When the church at Congress and Randolph burned down in 1863, the two congregations consolidated and decided to build a church at Woodward and Adams. The cornerstone of Central Church's sanctuary was laid on July 3, 1866. The original church campus included the sanctuary, a chapel, an office building, and a parsonage on Adams Street. The smaller buildings were demolished in 1916, and a six-story church house was built in their place.

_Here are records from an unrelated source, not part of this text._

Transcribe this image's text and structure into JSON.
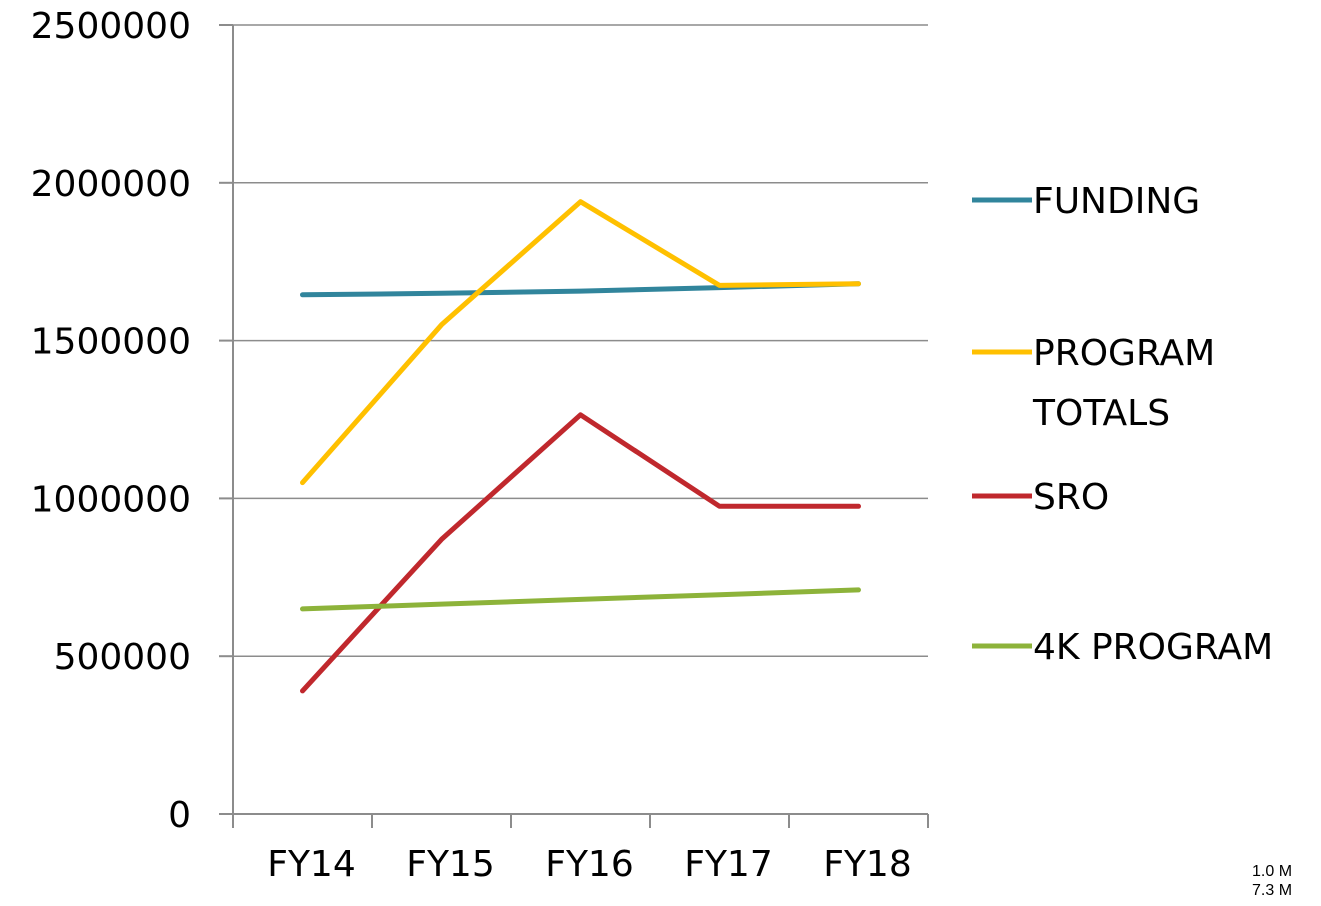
{
  "chart_data": {
    "type": "line",
    "categories": [
      "FY14",
      "FY15",
      "FY16",
      "FY17",
      "FY18"
    ],
    "ylim": [
      0,
      2500000
    ],
    "yticks": [
      0,
      500000,
      1000000,
      1500000,
      2000000,
      2500000
    ],
    "ytick_labels": [
      "0",
      "500000",
      "1000000",
      "1500000",
      "2000000",
      "2500000"
    ],
    "grid": true,
    "legend_position": "right",
    "series": [
      {
        "name": "FUNDING",
        "color": "#31859C",
        "values": [
          1645000,
          1650000,
          1657000,
          1668000,
          1680000
        ]
      },
      {
        "name_lines": [
          "PROGRAM",
          "TOTALS"
        ],
        "color": "#FFC000",
        "values": [
          1050000,
          1550000,
          1940000,
          1675000,
          1680000
        ]
      },
      {
        "name": "SRO",
        "color": "#C0282D",
        "values": [
          390000,
          870000,
          1265000,
          975000,
          975000
        ]
      },
      {
        "name": "4K PROGRAM",
        "color": "#8DB33A",
        "values": [
          650000,
          665000,
          680000,
          695000,
          710000
        ]
      }
    ]
  },
  "notes": [
    "1.0 M",
    "7.3 M"
  ]
}
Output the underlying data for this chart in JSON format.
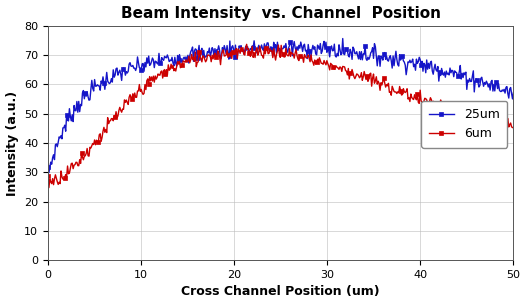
{
  "title": "Beam Intensity  vs. Channel  Position",
  "xlabel": "Cross Channel Position (um)",
  "ylabel": "Intensity (a.u.)",
  "xlim": [
    0,
    50
  ],
  "ylim": [
    0,
    80
  ],
  "xticks": [
    0,
    10,
    20,
    30,
    40,
    50
  ],
  "yticks": [
    0,
    10,
    20,
    30,
    40,
    50,
    60,
    70,
    80
  ],
  "legend_labels": [
    "25um",
    "6um"
  ],
  "line_colors": [
    "#1515c8",
    "#cc0000"
  ],
  "marker_size": 2.5,
  "line_width": 1.0,
  "background_color": "#ffffff",
  "title_fontsize": 11,
  "axis_label_fontsize": 9,
  "tick_fontsize": 8,
  "legend_fontsize": 9,
  "noise_blue": 1.5,
  "noise_red": 1.2
}
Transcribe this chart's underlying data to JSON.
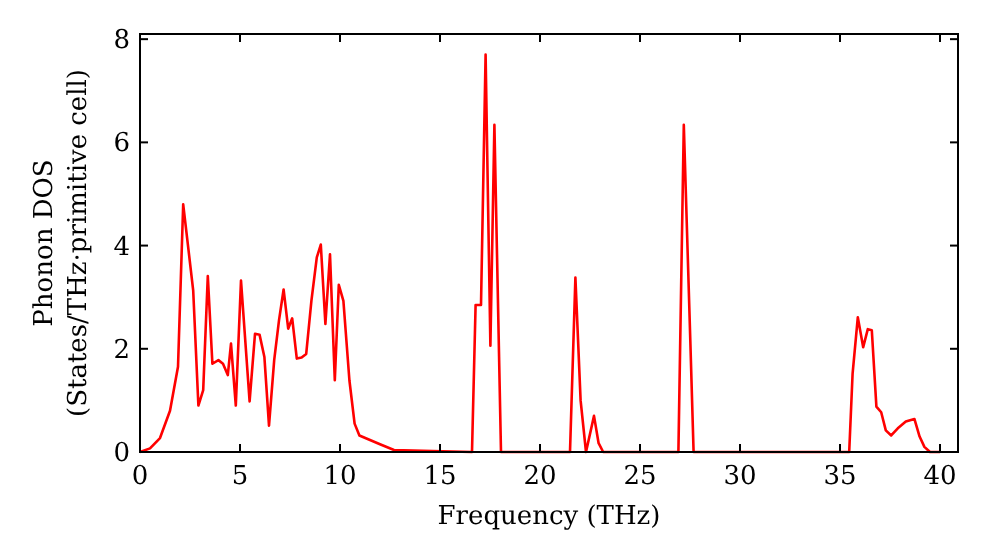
{
  "chart_data": {
    "type": "line",
    "xlabel": "Frequency (THz)",
    "ylabel": "Phonon DOS\n(States/THz·primitive cell)",
    "xlim": [
      0,
      40.9
    ],
    "ylim": [
      0,
      8.1
    ],
    "xticks": [
      0,
      5,
      10,
      15,
      20,
      25,
      30,
      35,
      40
    ],
    "yticks": [
      0,
      2,
      4,
      6,
      8
    ],
    "grid": false,
    "marker": "none",
    "line_style": "solid",
    "series": [
      {
        "color": "#ff0000",
        "x": [
          0,
          0.5,
          1,
          1.5,
          1.9,
          2.16,
          2.66,
          2.92,
          3.16,
          3.39,
          3.62,
          3.92,
          4.15,
          4.39,
          4.55,
          4.79,
          5.05,
          5.48,
          5.75,
          5.98,
          6.22,
          6.45,
          6.71,
          6.95,
          7.18,
          7.41,
          7.61,
          7.84,
          8.08,
          8.31,
          8.57,
          8.84,
          9.04,
          9.27,
          9.5,
          9.74,
          9.94,
          10.17,
          10.47,
          10.73,
          10.97,
          12,
          12.7,
          16.6,
          16.78,
          17.05,
          17.28,
          17.52,
          17.72,
          18.05,
          21.5,
          21.77,
          22.03,
          22.3,
          22.7,
          22.93,
          23.16,
          26.92,
          27.19,
          27.52,
          27.68,
          35.46,
          35.63,
          35.89,
          36.16,
          36.39,
          36.59,
          36.82,
          37.06,
          37.29,
          37.56,
          37.89,
          38.29,
          38.72,
          38.98,
          39.22,
          39.5,
          40
        ],
        "values": [
          0,
          0.07,
          0.27,
          0.8,
          1.65,
          4.8,
          3.13,
          0.9,
          1.2,
          3.41,
          1.71,
          1.78,
          1.71,
          1.49,
          2.1,
          0.9,
          3.32,
          0.98,
          2.29,
          2.27,
          1.84,
          0.51,
          1.78,
          2.55,
          3.15,
          2.39,
          2.59,
          1.81,
          1.83,
          1.9,
          2.93,
          3.77,
          4.02,
          2.48,
          3.83,
          1.39,
          3.24,
          2.93,
          1.39,
          0.55,
          0.32,
          0.15,
          0.04,
          0,
          2.85,
          2.85,
          7.7,
          2.06,
          6.34,
          0,
          0,
          3.38,
          1.0,
          0,
          0.7,
          0.17,
          0,
          0,
          6.34,
          2.1,
          0,
          0,
          1.52,
          2.61,
          2.03,
          2.38,
          2.36,
          0.88,
          0.77,
          0.42,
          0.32,
          0.46,
          0.59,
          0.64,
          0.3,
          0.1,
          0,
          0
        ]
      }
    ]
  }
}
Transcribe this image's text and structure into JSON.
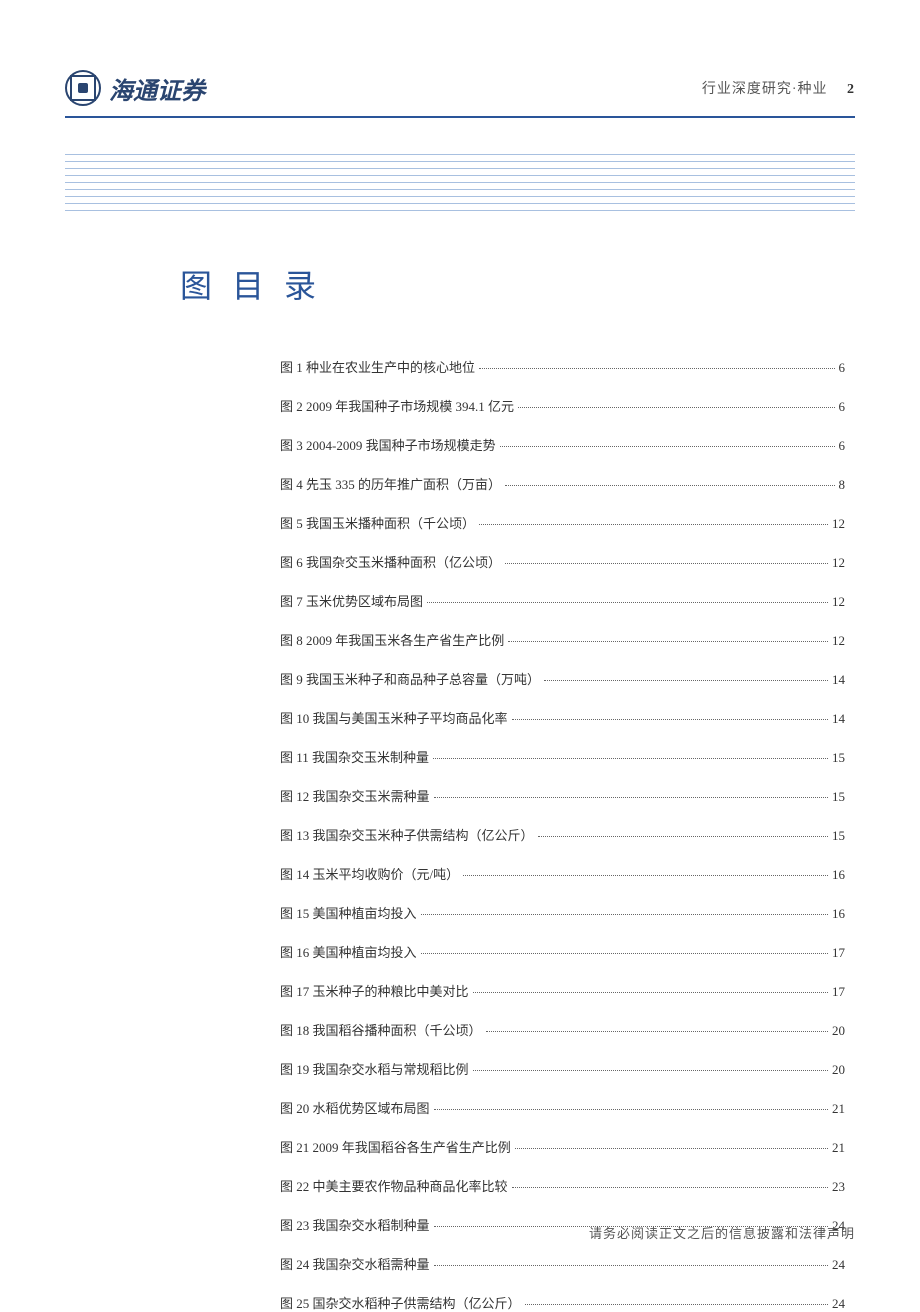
{
  "header": {
    "logo_text": "海通证券",
    "breadcrumb": "行业深度研究·种业",
    "page_number": "2"
  },
  "styling": {
    "primary_color": "#2a5599",
    "logo_color": "#2a4570",
    "line_color": "#a8c0e0",
    "text_color": "#333333",
    "header_text_color": "#555555",
    "title_fontsize": 32,
    "entry_fontsize": 13,
    "header_fontsize": 14,
    "num_horizontal_lines": 9,
    "line_spacing": 7
  },
  "title": "图 目 录",
  "toc_entries": [
    {
      "label": "图 1 种业在农业生产中的核心地位",
      "page": "6"
    },
    {
      "label": "图 2  2009 年我国种子市场规模 394.1 亿元",
      "page": "6"
    },
    {
      "label": "图 3  2004-2009 我国种子市场规模走势",
      "page": "6"
    },
    {
      "label": "图 4 先玉 335 的历年推广面积（万亩）",
      "page": "8"
    },
    {
      "label": "图 5 我国玉米播种面积（千公顷）",
      "page": "12"
    },
    {
      "label": "图 6 我国杂交玉米播种面积（亿公顷）",
      "page": "12"
    },
    {
      "label": "图 7 玉米优势区域布局图",
      "page": "12"
    },
    {
      "label": "图 8  2009 年我国玉米各生产省生产比例",
      "page": "12"
    },
    {
      "label": "图 9 我国玉米种子和商品种子总容量（万吨）",
      "page": "14"
    },
    {
      "label": "图 10 我国与美国玉米种子平均商品化率",
      "page": "14"
    },
    {
      "label": "图 11 我国杂交玉米制种量",
      "page": "15"
    },
    {
      "label": "图 12 我国杂交玉米需种量",
      "page": "15"
    },
    {
      "label": "图 13 我国杂交玉米种子供需结构（亿公斤）",
      "page": "15"
    },
    {
      "label": "图 14 玉米平均收购价（元/吨）",
      "page": "16"
    },
    {
      "label": "图 15 美国种植亩均投入",
      "page": "16"
    },
    {
      "label": "图 16 美国种植亩均投入",
      "page": "17"
    },
    {
      "label": "图 17 玉米种子的种粮比中美对比",
      "page": "17"
    },
    {
      "label": "图 18 我国稻谷播种面积（千公顷）",
      "page": "20"
    },
    {
      "label": "图 19 我国杂交水稻与常规稻比例",
      "page": "20"
    },
    {
      "label": "图 20 水稻优势区域布局图",
      "page": "21"
    },
    {
      "label": "图 21 2009 年我国稻谷各生产省生产比例",
      "page": "21"
    },
    {
      "label": "图 22 中美主要农作物品种商品化率比较",
      "page": "23"
    },
    {
      "label": "图 23 我国杂交水稻制种量",
      "page": "24"
    },
    {
      "label": "图 24 我国杂交水稻需种量",
      "page": "24"
    },
    {
      "label": "图 25 国杂交水稻种子供需结构（亿公斤）",
      "page": "24"
    }
  ],
  "footer": "请务必阅读正文之后的信息披露和法律声明"
}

In 1936, Woodward Avenue was widened. To reconfigure the church, a thirty-foot section of the nave was torn down and the west wall and steeple rolled eastward 26 ft, thus shortening the nave. At the same time the sanctuary was remodeled, with a new recessed chancel with an elevated pulpit and lectern, and high altar carved of Appalachian Mountain White Oak by Grand Rapids master wood carver, Alois Lang. The main altar has a 30 ft high reredos carved of Appalachian Mountain White Oak also by woodcarver Alois Lang. . On the arch surrounding the altar is a mural of the 12 Apostles painted by Detroit artists Elliott and David Skinner, who were members of Central at the time. Thomas Di Lorenzo painted the ceiling, with 230 panels of symbols of the Christian church. Those symbols were taken from the Temple of Heaven in Peking (China), the Mosque of Omar in Jerusalem, and the Vatican's Sistine Chapel. Stained glass windows made by the Henry Lee Willett Studios in Philadelphia were installed in 1956.